In this sense, intellectual property law occupies a peculiar position in Nigeria’s legal culture. Unlike traditional areas of law that regulate conduct already familiar to society, IP law attempts something more delicate. It seeks to translate creativity into exclusive rights, to convert cultural production into legally recognisable interests, and to impose formal boundaries on practices that have long circulated through informal norms.
The growing body of Nigerian scholarship devoted to this field is therefore more than a technical response to piracy or commercial disputes. It reflects a deeper cultural negotiation about how value is created, recognised, and protected in a modern economy marked by scale, informality, and rapid technological change. One of the most comprehensive contributions to this conversation is Intellectual Property Law in Nigeria: Emerging Trends, Theories and Practice by Desmond O. Oriakhogba and Ifeoluwa A. Olubiyi (2nd ed., 2023).

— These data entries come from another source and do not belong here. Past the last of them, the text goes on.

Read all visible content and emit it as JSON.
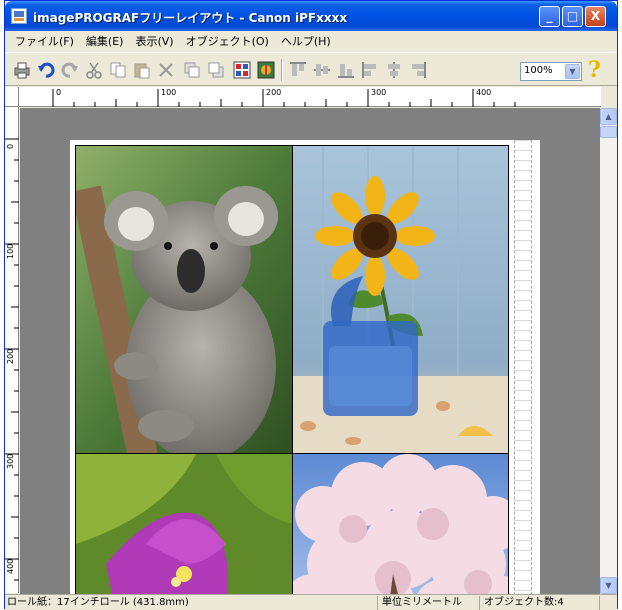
{
  "window": {
    "title": "imagePROGRAFフリーレイアウト - Canon iPFxxxx",
    "minimize_label": "_",
    "maximize_label": "□",
    "close_label": "X"
  },
  "menubar": {
    "items": [
      "ファイル(F)",
      "編集(E)",
      "表示(V)",
      "オブジェクト(O)",
      "ヘルプ(H)"
    ]
  },
  "toolbar": {
    "icons": [
      "print-icon",
      "undo-icon",
      "redo-icon",
      "cut-icon",
      "copy-icon",
      "paste-icon",
      "delete-icon",
      "front-icon",
      "back-icon",
      "grid-layout-icon",
      "image-adjust-icon",
      "align-top-icon",
      "align-center-vertical-icon",
      "align-bottom-icon",
      "align-left-icon",
      "align-center-horizontal-icon",
      "align-right-icon"
    ],
    "zoom": "100%",
    "help_label": "?"
  },
  "ruler": {
    "top_labels": [
      "0",
      "100",
      "200",
      "300",
      "400"
    ],
    "left_labels": [
      "0",
      "100",
      "200",
      "300",
      "400"
    ]
  },
  "canvas": {
    "photos": [
      "koala-photo",
      "sunflower-photo",
      "bougainvillea-photo",
      "cherry-blossom-photo"
    ]
  },
  "statusbar": {
    "paper": "ロール紙：17インチロール (431.8mm)",
    "unit": "単位ミリメートル",
    "objects": "オブジェクト数:4"
  },
  "colors": {
    "titlebar": "#0054e3",
    "chrome": "#ece9d8",
    "canvas": "#808080"
  }
}
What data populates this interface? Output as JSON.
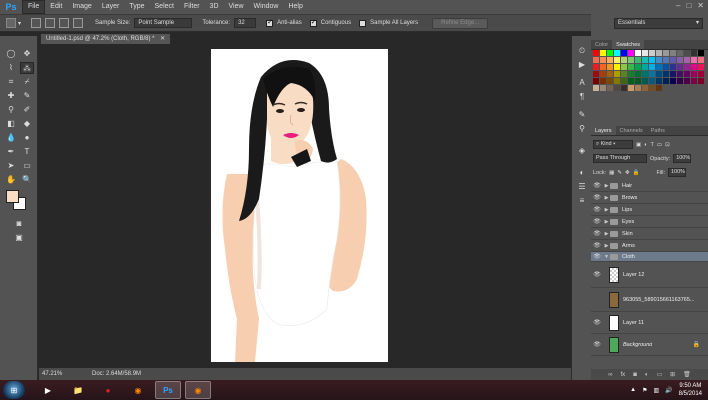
{
  "app": {
    "logo": "Ps"
  },
  "menus": [
    "File",
    "Edit",
    "Image",
    "Layer",
    "Type",
    "Select",
    "Filter",
    "3D",
    "View",
    "Window",
    "Help"
  ],
  "options": {
    "sample_size_label": "Sample Size:",
    "sample_size_value": "Point Sample",
    "tolerance_label": "Tolerance:",
    "tolerance_value": "32",
    "anti_alias": "Anti-alias",
    "contiguous": "Contiguous",
    "sample_all_layers": "Sample All Layers",
    "refine_edge": "Refine Edge..."
  },
  "workspace": "Essentials",
  "document": {
    "tab_title": "Untitled-1.psd @ 47.2% (Cloth, RGB/8) *",
    "zoom": "47.21%",
    "doc_info": "Doc: 2.64M/58.9M"
  },
  "panels": {
    "top_tabs": [
      "Color",
      "Swatches"
    ],
    "layer_tabs": [
      "Layers",
      "Channels",
      "Paths"
    ],
    "kind_label": "Kind",
    "blend_mode": "Pass Through",
    "opacity_label": "Opacity:",
    "opacity_value": "100%",
    "lock_label": "Lock:",
    "fill_label": "Fill:",
    "fill_value": "100%"
  },
  "layers": [
    {
      "name": "Hair",
      "type": "group"
    },
    {
      "name": "Brows",
      "type": "group"
    },
    {
      "name": "Lips",
      "type": "group"
    },
    {
      "name": "Eyes",
      "type": "group"
    },
    {
      "name": "Skin",
      "type": "group"
    },
    {
      "name": "Arms",
      "type": "group"
    },
    {
      "name": "Cloth",
      "type": "group-open"
    },
    {
      "name": "Layer 12",
      "type": "layer"
    },
    {
      "name": "963055_589015661163765...",
      "type": "photo"
    },
    {
      "name": "Layer 11",
      "type": "layer"
    },
    {
      "name": "Background",
      "type": "bg"
    }
  ],
  "taskbar": {
    "time": "9:50 AM",
    "date": "8/5/2014"
  },
  "colors": {
    "accent": "#2fa3ff",
    "selected_layer": "#6c7a8c",
    "foreground": "#f9dcc4",
    "background": "#ffffff"
  }
}
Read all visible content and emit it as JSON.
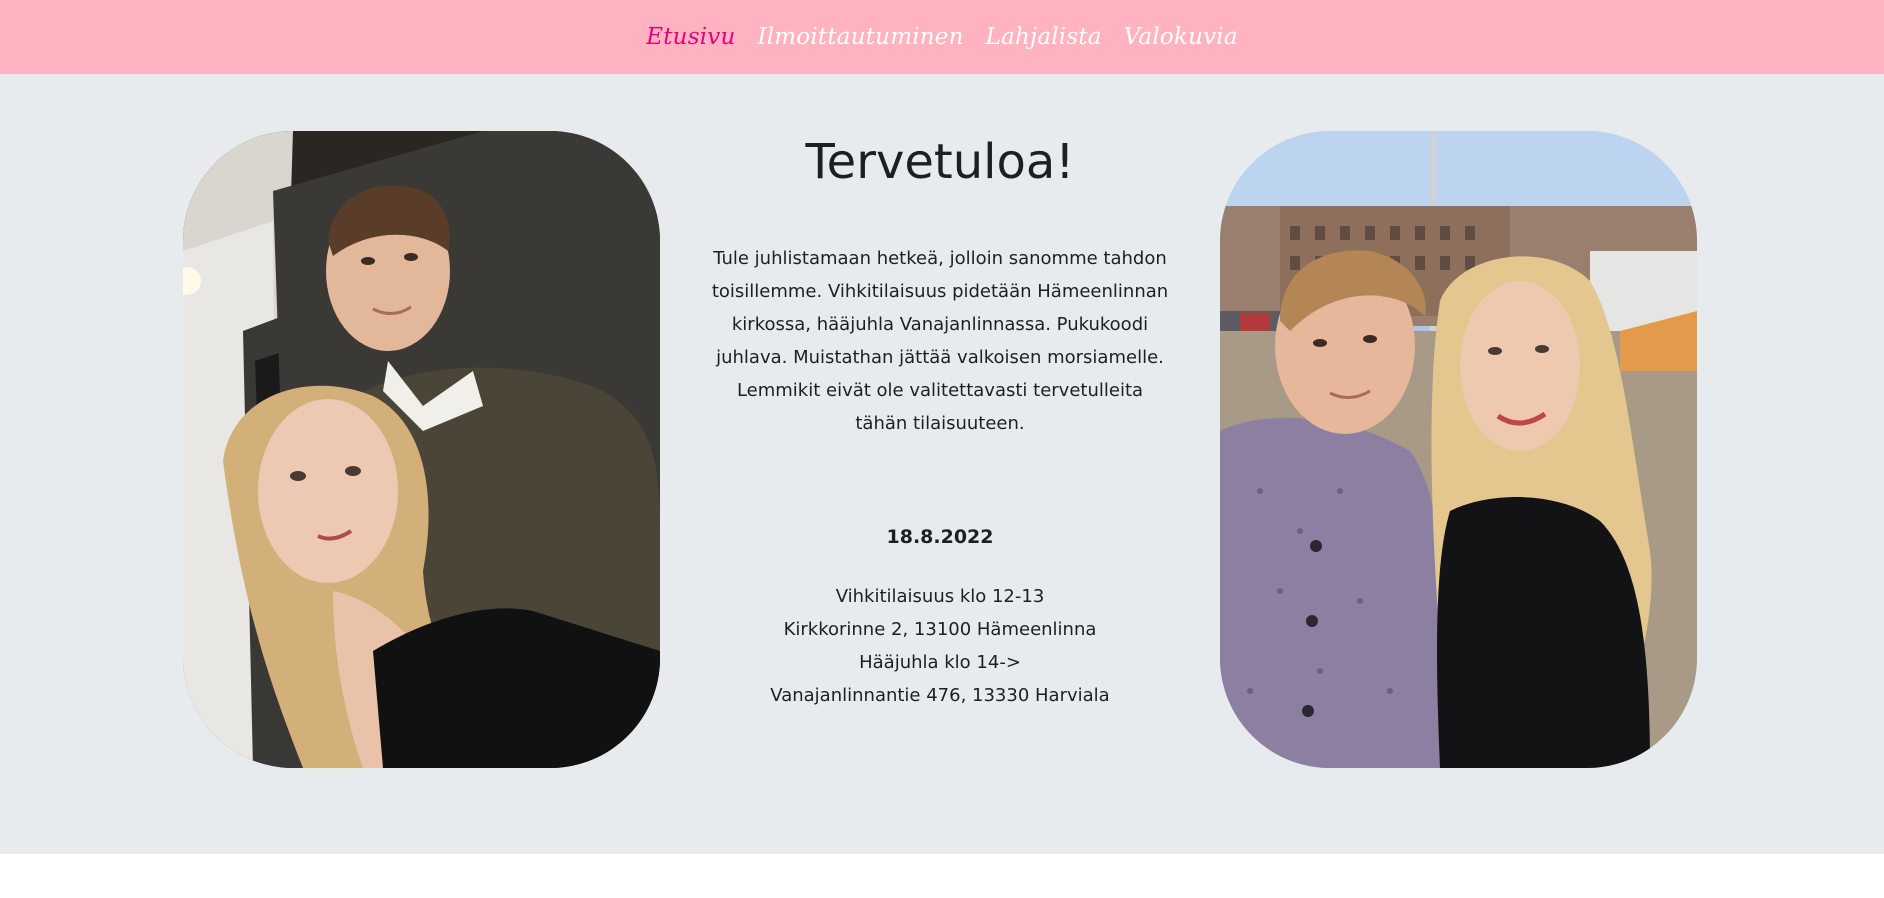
{
  "nav": {
    "items": [
      {
        "label": "Etusivu",
        "active": true
      },
      {
        "label": "Ilmoittautuminen",
        "active": false
      },
      {
        "label": "Lahjalista",
        "active": false
      },
      {
        "label": "Valokuvia",
        "active": false
      }
    ]
  },
  "main": {
    "title": "Tervetuloa!",
    "intro": "Tule juhlistamaan hetkeä, jolloin sanomme tahdon toisillemme. Vihkitilaisuus pidetään Hämeenlinnan kirkossa, hääjuhla Vanajanlinnassa. Pukukoodi juhlava. Muistathan jättää valkoisen morsiamelle. Lemmikit eivät ole valitettavasti tervetulleita tähän tilaisuuteen.",
    "date": "18.8.2022",
    "details": [
      "Vihkitilaisuus klo 12-13",
      "Kirkkorinne 2, 13100 Hämeenlinna",
      "Hääjuhla klo 14->",
      "Vanajanlinnantie 476, 13330 Harviala"
    ]
  },
  "photos": {
    "left": "couple-selfie-indoor-photo",
    "right": "couple-selfie-outdoor-photo"
  },
  "colors": {
    "navbar_bg": "#ffb3c0",
    "nav_active": "#e6007e",
    "nav_text": "#ffffff",
    "main_bg": "#e8ebee",
    "text": "#1c2024"
  }
}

Law and the Meaning of Creative Ownership
In many Nigerian social contexts, creativity has historically thrived outside formal legal structures. Music, storytelling, fashion, design, and informal innovation often circulate through communal expectations rather than enforceable legal claims. Intellectual property law challenges this tradition by insisting on exclusivity, authorship, and legally protected ownership.
The significance of contemporary IP scholarship lies in how it confronts this tension without reducing it to slogans about enforcement or piracy. By systematising Nigerian copyright, trademark, and patent law, works such as Oriakhogba and Olubiyi’s text invite lawyers and judges to rethink creativity not merely as cultural expression, but as a legally protected interest. This reframing carries real consequences—for how courts assess infringement, how practitioners advise clients, and how creators themselves come to understand the value and vulnerability of their work.

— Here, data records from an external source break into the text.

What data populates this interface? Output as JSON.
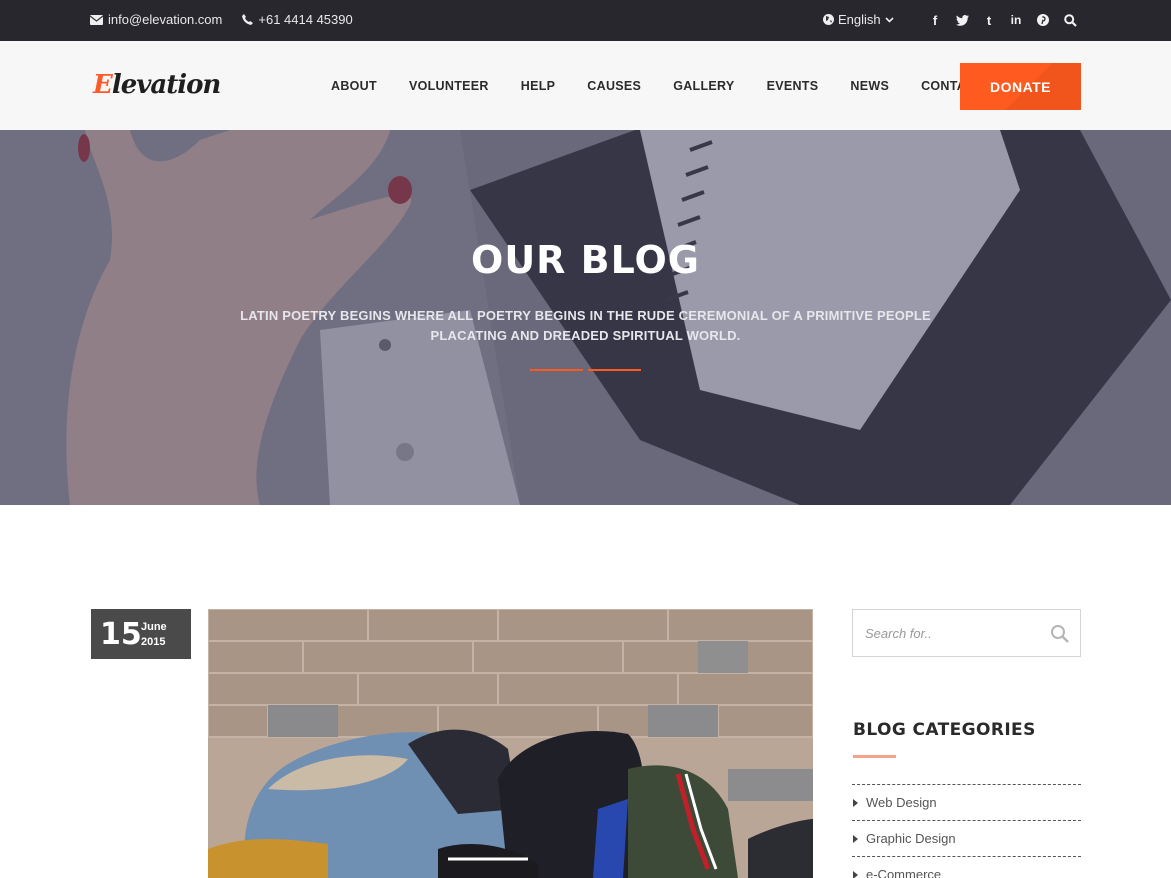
{
  "topbar": {
    "email": "info@elevation.com",
    "phone": "+61 4414 45390",
    "language": "English",
    "social": [
      {
        "name": "facebook-icon",
        "glyph": "f"
      },
      {
        "name": "twitter-icon",
        "glyph": "t"
      },
      {
        "name": "tumblr-icon",
        "glyph": "t"
      },
      {
        "name": "linkedin-icon",
        "glyph": "in"
      },
      {
        "name": "pinterest-icon",
        "glyph": "p"
      },
      {
        "name": "search-icon",
        "glyph": "search"
      }
    ]
  },
  "header": {
    "logo_first": "E",
    "logo_rest": "levation",
    "nav": [
      "ABOUT",
      "VOLUNTEER",
      "HELP",
      "CAUSES",
      "GALLERY",
      "EVENTS",
      "NEWS",
      "CONTACT"
    ],
    "donate_label": "DONATE"
  },
  "banner": {
    "title": "OUR BLOG",
    "subtitle_line1": "LATIN POETRY BEGINS WHERE ALL POETRY BEGINS IN THE RUDE CEREMONIAL OF A PRIMITIVE PEOPLE",
    "subtitle_line2": "PLACATING AND DREADED SPIRITUAL WORLD."
  },
  "post": {
    "day": "15",
    "month": "June",
    "year": "2015"
  },
  "sidebar": {
    "search_placeholder": "Search for..",
    "categories_title": "BLOG CATEGORIES",
    "categories": [
      "Web Design",
      "Graphic Design",
      "e-Commerce"
    ]
  },
  "colors": {
    "accent": "#ff5a1f",
    "topbar_bg": "#1e1e21",
    "header_bg": "#f7f7f7"
  }
}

From Generalism to Professional Specialisation
The rise of detailed intellectual property literature also signals a cultural shift within the Nigerian legal profession itself. IP law resists casual generalism. It demands familiarity with international instruments, comparative jurisprudence, regulatory institutions, and industry-specific practices across media, technology, and innovation-driven sectors.

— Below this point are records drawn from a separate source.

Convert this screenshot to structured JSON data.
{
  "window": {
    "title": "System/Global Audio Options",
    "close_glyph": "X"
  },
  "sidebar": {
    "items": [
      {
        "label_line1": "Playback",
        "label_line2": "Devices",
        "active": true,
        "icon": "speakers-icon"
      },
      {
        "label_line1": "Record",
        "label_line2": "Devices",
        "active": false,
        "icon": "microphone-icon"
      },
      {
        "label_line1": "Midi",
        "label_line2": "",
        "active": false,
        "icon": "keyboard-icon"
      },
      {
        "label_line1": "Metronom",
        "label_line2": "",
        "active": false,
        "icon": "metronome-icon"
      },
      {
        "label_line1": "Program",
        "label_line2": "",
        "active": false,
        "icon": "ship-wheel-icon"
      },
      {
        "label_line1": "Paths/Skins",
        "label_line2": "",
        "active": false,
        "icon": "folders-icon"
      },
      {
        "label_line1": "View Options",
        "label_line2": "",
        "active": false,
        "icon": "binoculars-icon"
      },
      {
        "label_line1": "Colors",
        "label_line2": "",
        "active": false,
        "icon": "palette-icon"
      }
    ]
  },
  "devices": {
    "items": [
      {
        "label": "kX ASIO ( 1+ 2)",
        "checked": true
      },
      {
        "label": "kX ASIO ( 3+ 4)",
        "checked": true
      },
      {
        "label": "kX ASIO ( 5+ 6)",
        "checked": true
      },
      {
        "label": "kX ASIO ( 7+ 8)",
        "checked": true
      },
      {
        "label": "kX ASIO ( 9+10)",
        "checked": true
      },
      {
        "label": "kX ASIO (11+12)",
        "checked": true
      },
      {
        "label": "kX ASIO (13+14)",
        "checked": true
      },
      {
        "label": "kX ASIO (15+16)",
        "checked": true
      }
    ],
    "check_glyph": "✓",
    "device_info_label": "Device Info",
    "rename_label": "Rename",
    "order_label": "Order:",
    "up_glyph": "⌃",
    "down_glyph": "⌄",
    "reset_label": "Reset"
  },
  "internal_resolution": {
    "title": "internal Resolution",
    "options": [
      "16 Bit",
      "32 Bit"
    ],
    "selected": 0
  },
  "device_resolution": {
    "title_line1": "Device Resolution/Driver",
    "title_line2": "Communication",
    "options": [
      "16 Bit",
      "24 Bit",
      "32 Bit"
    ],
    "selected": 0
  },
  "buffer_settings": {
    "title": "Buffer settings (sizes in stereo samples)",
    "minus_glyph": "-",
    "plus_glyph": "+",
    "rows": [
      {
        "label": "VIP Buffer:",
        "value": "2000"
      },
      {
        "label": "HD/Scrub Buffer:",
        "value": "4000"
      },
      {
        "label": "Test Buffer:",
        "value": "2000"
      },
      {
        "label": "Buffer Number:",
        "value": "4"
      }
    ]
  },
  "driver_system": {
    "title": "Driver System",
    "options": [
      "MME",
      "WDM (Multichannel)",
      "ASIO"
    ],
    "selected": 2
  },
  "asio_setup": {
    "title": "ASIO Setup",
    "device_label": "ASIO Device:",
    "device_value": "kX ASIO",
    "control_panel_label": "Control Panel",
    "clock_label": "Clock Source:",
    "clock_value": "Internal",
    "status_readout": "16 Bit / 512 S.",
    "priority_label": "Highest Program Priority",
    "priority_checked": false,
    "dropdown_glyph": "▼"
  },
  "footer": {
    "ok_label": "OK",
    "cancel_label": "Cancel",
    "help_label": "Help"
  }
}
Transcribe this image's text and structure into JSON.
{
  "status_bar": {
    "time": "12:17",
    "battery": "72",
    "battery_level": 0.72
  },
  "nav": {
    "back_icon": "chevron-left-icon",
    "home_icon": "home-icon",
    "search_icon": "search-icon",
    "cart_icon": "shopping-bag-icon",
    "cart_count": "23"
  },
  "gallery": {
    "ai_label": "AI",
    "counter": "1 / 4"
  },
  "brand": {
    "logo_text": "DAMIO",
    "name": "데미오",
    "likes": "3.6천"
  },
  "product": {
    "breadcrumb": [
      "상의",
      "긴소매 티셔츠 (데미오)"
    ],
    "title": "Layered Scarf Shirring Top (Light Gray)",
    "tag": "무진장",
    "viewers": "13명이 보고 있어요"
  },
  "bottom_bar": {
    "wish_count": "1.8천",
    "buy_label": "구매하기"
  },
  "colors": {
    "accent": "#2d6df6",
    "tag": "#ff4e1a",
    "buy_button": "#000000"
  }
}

Reading in this area is no longer optional background knowledge. It has become a form of professional discipline, shaping how lawyers interpret ownership in non-physical assets, balance private rights against public access, and navigate disputes that sit at the intersection of law, technology, and culture. Texts that successfully bridge theory and practice, therefore, function as tools of professional formation, quietly redefining what competence and seriousness now mean in modern legal work.
In this sense, the emergence of comprehensive Nigerian IP texts marks more than scholarly maturity. It signals a field coming of age within the profession.
Intellectual Property as Cultural Mediation
Beyond doctrine, intellectual property law performs a subtle but important cultural role. It mediates between informal creativity and formal economic systems. It asks the law to recognise authorship without extinguishing cultural circulation, and to reward innovation without stifling access in a society where creative production often precedes legal recognition.
The value of serious IP scholarship lies in its ability to frame these tensions without collapsing them into advocacy or technocratic reformism. By grounding Nigerian intellectual property law in both theory and lived practice, such works equip courts and practitioners to navigate disputes that are as much about cultural meaning as they are about commercial rights.
Reading as Legal Self-Understanding
Within an Edition concerned with law’s encounter with modernity—technology, artificial intelligence, and changing forms of value—intellectual property texts stand as markers of the profession’s evolving self-understanding. They remind us that law does not merely respond to economic change; it actively shapes how society speaks about creativity, ownership, and reward.
To read intellectual property law carefully is therefore to engage in a broader cultural exercise. It is to ask how Nigerian law should understand ideas, innovation, and the moral claims of creators in a rapidly transforming world—and what it means for a legal system to take creativity seriously without losing sight of its social foundations.